モデナの街から南方数キロに位置するこの小さな村こそ今やヨーロッパの、いや世界のレース界をリードする、スクーデリア・フェラーリの本拠地であった。今日はここで、フェラーリ恒例のシーズン用マシンを公開するプレス発表会が行われる事になっていた。
ボリスは、昨年F1コンストラクターズ・チャンピオンに輝いたフェラーリのニュー・マシンを取材に来ていた。しかし、ボリスの関心を奪ったのは一台のニューGTカーだった。

”フェラーリ250GTコンペティション・ベルリネッタ”、後にGTOの名前で世界のレースを席巻するマシンだ。
エンジンは3リッター水冷V型12気筒SOHCで6基のウェーバー38DCNを装備し、300HP/7500rpmを発揮した。
3月23日、そのコンペティション・ベルリネッタは250GTOの名前でセブリング12時間レースの会場に姿を現した。GTOのOはOmologato(英語のHomologate)の頭文字だ。

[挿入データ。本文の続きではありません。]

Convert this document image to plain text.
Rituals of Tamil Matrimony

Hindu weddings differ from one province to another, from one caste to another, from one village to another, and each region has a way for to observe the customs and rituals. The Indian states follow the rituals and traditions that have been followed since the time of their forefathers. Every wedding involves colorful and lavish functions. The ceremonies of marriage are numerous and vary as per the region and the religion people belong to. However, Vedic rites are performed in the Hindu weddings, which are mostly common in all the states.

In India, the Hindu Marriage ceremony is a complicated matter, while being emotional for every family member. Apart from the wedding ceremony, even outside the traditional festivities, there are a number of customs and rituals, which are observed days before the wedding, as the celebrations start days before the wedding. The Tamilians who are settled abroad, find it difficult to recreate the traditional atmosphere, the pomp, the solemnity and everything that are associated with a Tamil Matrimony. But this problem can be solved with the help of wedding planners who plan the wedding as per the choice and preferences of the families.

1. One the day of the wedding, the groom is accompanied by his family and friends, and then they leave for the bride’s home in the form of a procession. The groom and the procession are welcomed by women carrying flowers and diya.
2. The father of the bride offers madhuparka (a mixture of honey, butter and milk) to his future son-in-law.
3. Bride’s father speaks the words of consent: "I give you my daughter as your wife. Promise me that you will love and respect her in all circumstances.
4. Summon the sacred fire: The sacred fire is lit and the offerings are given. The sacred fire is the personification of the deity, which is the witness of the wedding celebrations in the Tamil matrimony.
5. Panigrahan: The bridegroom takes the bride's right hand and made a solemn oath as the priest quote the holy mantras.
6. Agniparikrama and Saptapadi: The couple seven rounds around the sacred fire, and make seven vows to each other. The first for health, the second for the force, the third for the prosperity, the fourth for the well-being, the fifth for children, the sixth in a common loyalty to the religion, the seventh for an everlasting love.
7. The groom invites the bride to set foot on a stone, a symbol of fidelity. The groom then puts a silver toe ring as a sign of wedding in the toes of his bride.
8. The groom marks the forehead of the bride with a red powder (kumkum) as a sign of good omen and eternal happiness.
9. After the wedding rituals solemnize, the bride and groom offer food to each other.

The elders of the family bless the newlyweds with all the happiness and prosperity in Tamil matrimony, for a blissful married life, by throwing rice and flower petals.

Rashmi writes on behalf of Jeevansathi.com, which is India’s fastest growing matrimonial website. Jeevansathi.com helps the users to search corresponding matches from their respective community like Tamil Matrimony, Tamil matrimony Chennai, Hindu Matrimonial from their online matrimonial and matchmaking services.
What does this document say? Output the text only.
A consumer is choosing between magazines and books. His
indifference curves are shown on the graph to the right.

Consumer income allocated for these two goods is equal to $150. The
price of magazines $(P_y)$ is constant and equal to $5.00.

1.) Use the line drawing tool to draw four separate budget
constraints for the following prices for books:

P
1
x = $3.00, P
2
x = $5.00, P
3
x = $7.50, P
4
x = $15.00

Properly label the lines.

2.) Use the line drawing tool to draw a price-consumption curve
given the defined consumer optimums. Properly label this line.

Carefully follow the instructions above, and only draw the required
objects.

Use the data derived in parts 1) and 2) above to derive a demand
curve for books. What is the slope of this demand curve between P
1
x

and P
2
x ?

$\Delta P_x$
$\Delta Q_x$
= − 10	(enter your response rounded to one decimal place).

250GTOはデビューレースを総合2位、GTクラス優勝で飾った。
6月、フェラーリはル・マンに15台のマシンをエントリーしていた。
GTOをオープントップにしたようなボディーに4リッターエンジンを積んだ、ル・マン専用車330LMスパイダーを筆頭に、GTOが7台、その他250 TR 61、250TRI、268SP、246SP、250SWB等がずらり顔を揃えていた。

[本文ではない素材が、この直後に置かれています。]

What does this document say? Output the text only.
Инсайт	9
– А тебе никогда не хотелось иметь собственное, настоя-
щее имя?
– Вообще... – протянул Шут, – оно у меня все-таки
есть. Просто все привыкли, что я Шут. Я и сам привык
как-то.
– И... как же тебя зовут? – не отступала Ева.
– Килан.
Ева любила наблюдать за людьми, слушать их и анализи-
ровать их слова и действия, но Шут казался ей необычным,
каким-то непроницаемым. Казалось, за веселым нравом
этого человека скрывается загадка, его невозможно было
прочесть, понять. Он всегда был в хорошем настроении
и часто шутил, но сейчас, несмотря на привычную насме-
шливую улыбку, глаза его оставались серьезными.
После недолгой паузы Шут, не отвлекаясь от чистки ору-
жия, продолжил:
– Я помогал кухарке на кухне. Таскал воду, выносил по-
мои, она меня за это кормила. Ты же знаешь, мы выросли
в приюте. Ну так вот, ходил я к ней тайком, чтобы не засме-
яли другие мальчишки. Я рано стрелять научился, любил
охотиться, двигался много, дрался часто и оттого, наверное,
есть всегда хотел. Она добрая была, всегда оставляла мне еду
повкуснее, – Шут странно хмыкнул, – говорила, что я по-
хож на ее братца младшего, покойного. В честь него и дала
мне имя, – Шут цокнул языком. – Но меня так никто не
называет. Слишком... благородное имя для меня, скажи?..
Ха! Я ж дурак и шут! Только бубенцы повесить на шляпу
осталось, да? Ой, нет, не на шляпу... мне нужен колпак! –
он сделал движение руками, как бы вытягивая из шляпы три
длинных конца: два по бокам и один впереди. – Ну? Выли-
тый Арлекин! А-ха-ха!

結果は、フェラーリ・レッドのマシン3台がゴールラインを駆け抜けた。330LMが総合優勝を獲得。GTOが総合2、3位でGTクラス優勝。圧倒的強さを見せつけた。
250GTOはこの年、各地のレースで大活躍を見せる。
タルガフローリオで総合4位GTクラス優勝、モンタレイ1000kmレースで総合優勝、グッドウッドTTレースでもGT 1位、ニュルブルクリンク1000kmでは4リッターエンジンを積んだGTOが総合優勝を挙げている。こうしてフェラーリは、1962年度の世界スポーツカー選手権の年間チャンピオンを獲得した。

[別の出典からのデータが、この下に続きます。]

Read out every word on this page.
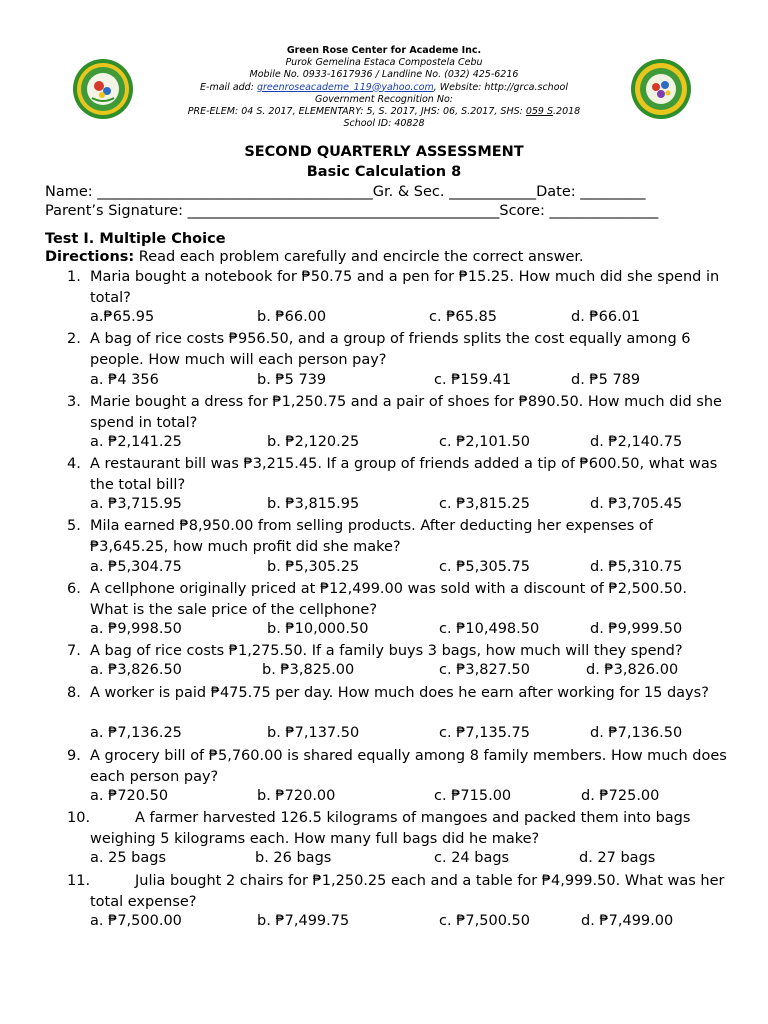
Green Rose Center for Academe Inc.
Purok Gemelina Estaca Compostela Cebu
Mobile No. 0933-1617936 / Landline No. (032) 425-6216
E-mail add: greenroseacademe_119@yahoo.com, Website: http://grca.school
Government Recognition No:
PRE-ELEM: 04 S. 2017, ELEMENTARY: 5, S. 2017, JHS: 06, S.2017, SHS: 059 S.2018
School ID: 40828
SECOND QUARTERLY ASSESSMENT
Basic Calculation 8
Name: ______________________________________Gr. & Sec. ____________Date: _________
Parent’s Signature: ___________________________________________Score: _______________
Test I. Multiple Choice
Directions: Read each problem carefully and encircle the correct answer.
1. Maria bought a notebook for ₱50.75 and a pen for ₱15.25. How much did she spend in total?
a.₱65.95	b. ₱66.00	c. ₱65.85	d. ₱66.01
2. A bag of rice costs ₱956.50, and a group of friends splits the cost equally among 6 people. How much will each person pay?
a. ₱4 356	b. ₱5 739	c. ₱159.41	d. ₱5 789
3. Marie bought a dress for ₱1,250.75 and a pair of shoes for ₱890.50. How much did she spend in total?
a. ₱2,141.25	b. ₱2,120.25	c. ₱2,101.50	d. ₱2,140.75
4. A restaurant bill was ₱3,215.45. If a group of friends added a tip of ₱600.50, what was the total bill?
a. ₱3,715.95	b. ₱3,815.95	c. ₱3,815.25	d. ₱3,705.45
5. Mila earned ₱8,950.00 from selling products. After deducting her expenses of ₱3,645.25, how much profit did she make?
a. ₱5,304.75	b. ₱5,305.25	c. ₱5,305.75	d. ₱5,310.75
6. A cellphone originally priced at ₱12,499.00 was sold with a discount of ₱2,500.50. What is the sale price of the cellphone?
a. ₱9,998.50	b. ₱10,000.50	c. ₱10,498.50	d. ₱9,999.50
7. A bag of rice costs ₱1,275.50. If a family buys 3 bags, how much will they spend?
a. ₱3,826.50	b. ₱3,825.00	c. ₱3,827.50	d. ₱3,826.00
8. A worker is paid ₱475.75 per day. How much does he earn after working for 15 days?
a. ₱7,136.25	b. ₱7,137.50	c. ₱7,135.75	d. ₱7,136.50
9. A grocery bill of ₱5,760.00 is shared equally among 8 family members. How much does each person pay?
a. ₱720.50	b. ₱720.00	c. ₱715.00	d. ₱725.00
10.	A farmer harvested 126.5 kilograms of mangoes and packed them into bags weighing 5 kilograms each. How many full bags did he make?
a. 25 bags	b. 26 bags	c. 24 bags	d. 27 bags
11.	Julia bought 2 chairs for ₱1,250.25 each and a table for ₱4,999.50. What was her total expense?
a. ₱7,500.00	b. ₱7,499.75	c. ₱7,500.50	d. ₱7,499.00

フェラーリの勢いは1963年も、また幅広でより低い新ボディの250 GTO 64に進化した1964年も衰えず、シリーズ・チャンピオン3連覇の偉業を達成する。
250 GTOは、全部でわずか39台しか製作されなかったが、そのそれぞれが輝かしい戦績を残してサーキットを後にしている。

1962年はポルシェにおいても、最強の356が発表された年でもあった。
カレラ2の登場である。正式名称は356カレラ2000GSと、レース用に軽量化が施されたカレラ2000GS - GTだ。
カレラ2には356Bの後期型と356Cのボディがあるが、バリエーションもクーペとカブリオレの2種類のみで、取り外し可能なハードトップがオプションとして用意された。エンジンはRS 61のデチューン版587/1型が積まれていた。1966ccのDOHC4カムフラット4で、圧縮比9.5:1から130ps/6200rpm、16.5kg-m/4500rpmのトルクを発生した。最高速は200km/hを実現し、0〜100km/hが8.9秒という俊足を誇った。